Add to kernel boot parameters in Grub (Grub2) this parameter: nvidia-drm.modeset=0
Yes, I’m setting there 0, not 1 as most online posts advised. 0 did the trick.
Now it looks like NVidia is finally switched off and Wayland is running on AMD. Reportedly the battery now would last 6-9 hours instead of 2 - 3 reported before.
Nvidia is reported as switched off:
espinosa@espinosa-asus:~> cat /sys/class/drm/card*/device/power_state
D3cold
D0
And I can still use Nvidia for for specific tasks, for offloading, with switcheroo:
switcherooctl launch -g 0 glxgears
…
espinosa@espinosa-asus:~> cat /sys/class/drm/card*/device/power_state
D0
D0
When I stop the glxgears
, after few seconds, Nvidia is switched off again:
espinosa@espinosa-asus:~> cat /sys/class/drm/card*/device/power_state
D3cold
D0
FYI, this is my current full boot kernel parameter printout:
espinosa@espinosa-asus:~> cat /proc/cmdline
BOOT_IMAGE=/boot/vmlinuz-6.13.2-1-default root=UUID=60138d9f-ea26-4f20-95f6-98767950ee42 splash=silent quiet security=apparmor modprobe.blacklist=nouveau rd.driver.blacklist=nouveau nvidia-drm.modeset=0 mitigations=auto
You may have noticed, I also added modprobe.blacklist=nouveau rd.driver.blacklist=nouveau
to the kernel boot parameters.
It doesn’t seem to have any effect but it cannot hurt either.
How did nvidia-drm.modeset=0
make Wayland running on AMD? Here is my layman explanation:
- Modesetting (aka KMS, kernel mode setting) is these days by default on for all cards in the system
- By switching modesetting (KMS) to off for one GPU, the other one will be the one doing the modesetting and that one ends with display output set to it (to be the Display/VGA Controller?)
- Do not set the general nomodeset, it would degrade the system.

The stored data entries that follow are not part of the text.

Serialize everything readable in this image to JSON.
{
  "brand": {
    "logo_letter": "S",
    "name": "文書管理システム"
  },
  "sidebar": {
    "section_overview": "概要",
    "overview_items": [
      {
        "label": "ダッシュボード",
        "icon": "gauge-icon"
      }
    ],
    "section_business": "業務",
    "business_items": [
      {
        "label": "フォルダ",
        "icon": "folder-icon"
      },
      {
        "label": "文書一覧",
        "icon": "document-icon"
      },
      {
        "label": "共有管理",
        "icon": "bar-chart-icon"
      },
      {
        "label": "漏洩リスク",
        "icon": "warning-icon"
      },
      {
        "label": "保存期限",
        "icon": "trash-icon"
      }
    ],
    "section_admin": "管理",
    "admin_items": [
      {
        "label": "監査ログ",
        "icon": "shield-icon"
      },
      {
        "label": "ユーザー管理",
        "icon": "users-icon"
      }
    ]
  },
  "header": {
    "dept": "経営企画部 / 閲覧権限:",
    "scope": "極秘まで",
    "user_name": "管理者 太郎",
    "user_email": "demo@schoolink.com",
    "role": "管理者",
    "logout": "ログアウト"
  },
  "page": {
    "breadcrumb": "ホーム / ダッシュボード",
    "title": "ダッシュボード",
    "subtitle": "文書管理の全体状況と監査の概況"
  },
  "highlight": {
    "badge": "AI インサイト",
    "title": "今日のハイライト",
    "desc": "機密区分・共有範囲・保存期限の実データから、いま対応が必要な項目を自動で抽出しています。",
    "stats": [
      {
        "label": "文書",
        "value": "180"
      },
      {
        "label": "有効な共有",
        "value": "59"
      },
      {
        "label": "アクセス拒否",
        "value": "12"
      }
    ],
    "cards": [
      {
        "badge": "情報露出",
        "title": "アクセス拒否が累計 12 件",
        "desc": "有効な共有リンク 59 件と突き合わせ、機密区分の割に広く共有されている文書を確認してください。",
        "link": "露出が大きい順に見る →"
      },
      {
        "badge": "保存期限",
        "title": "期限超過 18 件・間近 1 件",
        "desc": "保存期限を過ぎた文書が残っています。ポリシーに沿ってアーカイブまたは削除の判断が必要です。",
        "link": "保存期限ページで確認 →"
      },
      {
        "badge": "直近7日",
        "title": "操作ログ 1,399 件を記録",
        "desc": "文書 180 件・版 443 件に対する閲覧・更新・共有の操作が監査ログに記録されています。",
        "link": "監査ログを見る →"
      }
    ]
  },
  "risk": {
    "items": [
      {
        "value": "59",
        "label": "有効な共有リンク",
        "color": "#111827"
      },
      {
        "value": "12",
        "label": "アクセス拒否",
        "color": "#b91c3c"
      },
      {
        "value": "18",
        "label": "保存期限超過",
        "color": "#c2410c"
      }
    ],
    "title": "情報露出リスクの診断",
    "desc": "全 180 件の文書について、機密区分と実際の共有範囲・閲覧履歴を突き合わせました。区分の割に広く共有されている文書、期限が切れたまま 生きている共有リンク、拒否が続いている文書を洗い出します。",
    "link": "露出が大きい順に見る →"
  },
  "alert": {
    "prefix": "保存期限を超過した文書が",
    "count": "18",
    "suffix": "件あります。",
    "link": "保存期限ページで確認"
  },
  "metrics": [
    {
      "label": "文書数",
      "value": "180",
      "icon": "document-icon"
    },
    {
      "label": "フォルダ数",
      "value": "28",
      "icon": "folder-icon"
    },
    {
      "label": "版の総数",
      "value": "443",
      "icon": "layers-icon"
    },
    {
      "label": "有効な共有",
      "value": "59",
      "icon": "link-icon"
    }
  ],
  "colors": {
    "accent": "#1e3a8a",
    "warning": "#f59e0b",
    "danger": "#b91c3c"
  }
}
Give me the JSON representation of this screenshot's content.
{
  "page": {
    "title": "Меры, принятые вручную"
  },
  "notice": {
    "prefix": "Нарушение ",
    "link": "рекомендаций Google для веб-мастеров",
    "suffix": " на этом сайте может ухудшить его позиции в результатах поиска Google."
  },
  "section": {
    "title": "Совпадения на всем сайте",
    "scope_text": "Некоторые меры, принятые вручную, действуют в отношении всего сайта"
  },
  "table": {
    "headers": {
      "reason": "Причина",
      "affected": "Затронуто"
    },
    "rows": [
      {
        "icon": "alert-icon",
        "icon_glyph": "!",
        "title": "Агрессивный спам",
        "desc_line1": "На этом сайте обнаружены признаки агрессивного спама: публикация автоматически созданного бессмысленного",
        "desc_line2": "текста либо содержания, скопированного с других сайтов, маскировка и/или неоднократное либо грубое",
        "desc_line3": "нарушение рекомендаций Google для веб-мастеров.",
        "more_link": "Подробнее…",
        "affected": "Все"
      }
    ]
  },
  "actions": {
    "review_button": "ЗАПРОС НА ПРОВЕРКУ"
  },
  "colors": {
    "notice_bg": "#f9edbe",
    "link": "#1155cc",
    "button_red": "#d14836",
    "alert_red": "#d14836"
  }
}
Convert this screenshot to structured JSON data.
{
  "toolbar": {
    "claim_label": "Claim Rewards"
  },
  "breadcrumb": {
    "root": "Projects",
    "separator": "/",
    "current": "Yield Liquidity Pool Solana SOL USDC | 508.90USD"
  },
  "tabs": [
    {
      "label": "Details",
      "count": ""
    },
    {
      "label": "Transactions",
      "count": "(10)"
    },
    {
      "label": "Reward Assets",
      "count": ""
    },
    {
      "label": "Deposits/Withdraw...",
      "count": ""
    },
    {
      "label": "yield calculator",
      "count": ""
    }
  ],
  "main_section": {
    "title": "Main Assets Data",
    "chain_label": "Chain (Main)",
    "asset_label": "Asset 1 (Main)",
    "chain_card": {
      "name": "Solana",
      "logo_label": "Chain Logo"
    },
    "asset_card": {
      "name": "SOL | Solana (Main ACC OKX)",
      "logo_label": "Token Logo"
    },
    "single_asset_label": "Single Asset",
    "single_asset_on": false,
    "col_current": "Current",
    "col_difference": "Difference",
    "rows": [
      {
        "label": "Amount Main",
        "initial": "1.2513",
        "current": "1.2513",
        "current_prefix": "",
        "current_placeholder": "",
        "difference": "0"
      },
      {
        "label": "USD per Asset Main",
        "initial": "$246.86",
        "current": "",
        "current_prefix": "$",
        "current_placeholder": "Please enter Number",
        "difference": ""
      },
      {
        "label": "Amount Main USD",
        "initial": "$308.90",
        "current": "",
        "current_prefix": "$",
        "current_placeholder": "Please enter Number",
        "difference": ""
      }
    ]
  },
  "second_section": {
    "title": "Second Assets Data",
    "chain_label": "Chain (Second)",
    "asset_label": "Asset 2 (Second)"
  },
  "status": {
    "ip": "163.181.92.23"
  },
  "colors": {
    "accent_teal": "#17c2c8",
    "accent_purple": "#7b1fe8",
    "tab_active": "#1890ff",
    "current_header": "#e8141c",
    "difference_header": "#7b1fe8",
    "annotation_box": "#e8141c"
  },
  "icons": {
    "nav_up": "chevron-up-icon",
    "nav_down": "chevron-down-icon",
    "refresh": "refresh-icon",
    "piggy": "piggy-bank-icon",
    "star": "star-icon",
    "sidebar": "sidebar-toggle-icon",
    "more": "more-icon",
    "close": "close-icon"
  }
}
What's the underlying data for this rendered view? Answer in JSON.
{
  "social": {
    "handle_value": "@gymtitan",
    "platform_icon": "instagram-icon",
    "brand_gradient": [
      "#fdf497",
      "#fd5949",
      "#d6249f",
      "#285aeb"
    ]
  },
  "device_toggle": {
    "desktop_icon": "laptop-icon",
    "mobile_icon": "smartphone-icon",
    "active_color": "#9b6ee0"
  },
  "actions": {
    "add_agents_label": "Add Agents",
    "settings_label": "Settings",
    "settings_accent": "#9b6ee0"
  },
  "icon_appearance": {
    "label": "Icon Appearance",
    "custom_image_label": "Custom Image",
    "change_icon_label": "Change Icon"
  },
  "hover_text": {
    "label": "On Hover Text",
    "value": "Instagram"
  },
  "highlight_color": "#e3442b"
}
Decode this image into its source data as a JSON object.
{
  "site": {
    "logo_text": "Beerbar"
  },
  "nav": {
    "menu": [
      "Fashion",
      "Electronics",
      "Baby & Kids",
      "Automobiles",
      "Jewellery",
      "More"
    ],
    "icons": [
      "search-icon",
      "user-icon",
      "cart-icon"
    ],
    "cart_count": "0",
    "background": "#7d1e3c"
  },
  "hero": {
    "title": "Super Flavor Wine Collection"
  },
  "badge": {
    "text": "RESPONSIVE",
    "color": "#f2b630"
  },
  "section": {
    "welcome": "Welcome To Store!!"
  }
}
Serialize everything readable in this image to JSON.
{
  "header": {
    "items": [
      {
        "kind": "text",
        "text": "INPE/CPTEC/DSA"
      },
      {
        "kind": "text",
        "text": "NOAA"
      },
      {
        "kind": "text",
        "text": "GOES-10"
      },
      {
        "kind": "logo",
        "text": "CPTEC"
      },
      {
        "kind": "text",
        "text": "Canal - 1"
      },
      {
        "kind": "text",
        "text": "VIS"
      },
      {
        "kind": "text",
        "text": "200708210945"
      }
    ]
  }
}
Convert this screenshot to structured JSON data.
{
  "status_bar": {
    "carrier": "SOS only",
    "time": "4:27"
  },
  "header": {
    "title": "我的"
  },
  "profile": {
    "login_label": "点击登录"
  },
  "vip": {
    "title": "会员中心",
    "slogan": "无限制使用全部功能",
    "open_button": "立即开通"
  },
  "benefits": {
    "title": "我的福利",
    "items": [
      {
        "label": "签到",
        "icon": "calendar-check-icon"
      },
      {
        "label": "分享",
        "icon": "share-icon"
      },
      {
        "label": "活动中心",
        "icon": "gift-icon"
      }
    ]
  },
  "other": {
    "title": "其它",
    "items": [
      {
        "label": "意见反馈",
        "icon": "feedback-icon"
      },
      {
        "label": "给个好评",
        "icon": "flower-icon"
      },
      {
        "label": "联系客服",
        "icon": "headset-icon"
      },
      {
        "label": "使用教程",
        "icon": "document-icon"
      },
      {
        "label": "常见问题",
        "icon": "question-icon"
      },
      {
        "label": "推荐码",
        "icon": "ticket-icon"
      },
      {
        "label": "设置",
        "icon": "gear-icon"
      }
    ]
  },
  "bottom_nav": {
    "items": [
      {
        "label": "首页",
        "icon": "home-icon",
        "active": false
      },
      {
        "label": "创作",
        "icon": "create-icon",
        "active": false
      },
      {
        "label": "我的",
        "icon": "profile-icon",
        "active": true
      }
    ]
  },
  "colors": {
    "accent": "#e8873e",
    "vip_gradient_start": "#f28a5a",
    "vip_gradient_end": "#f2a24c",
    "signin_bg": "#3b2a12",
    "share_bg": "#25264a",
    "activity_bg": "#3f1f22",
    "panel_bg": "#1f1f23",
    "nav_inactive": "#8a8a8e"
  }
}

For example Wayland won’t be able to run, X11 probably still yes.
Here is some reading what the Nvidia modesetting does when it is activated:
Quoting:
Setting nvidia-drm.modeset=1 … All it really does is enable the DRIVER_MODESET capability flag in the nvidia-drm devices so that DRM clients can use the various modesetting APIs. In addition to allowing clients that talk to the low-level DRM interface to work, it’s also necessary for some PRIME-related interoperability features.
… loading nvidia-drm with modeset=1 causes it to configure and initialize all GPUs immediately rather than waiting for a client to open the /dev/nvidia device files. …*
That’s exactly the opposite of what I want. So I thought, switching it off may help. And it did.
Oddly, all online posts I found related to this topic recommended to set there 1.
Oddly, the fans are still on. I’ll open another issue for that.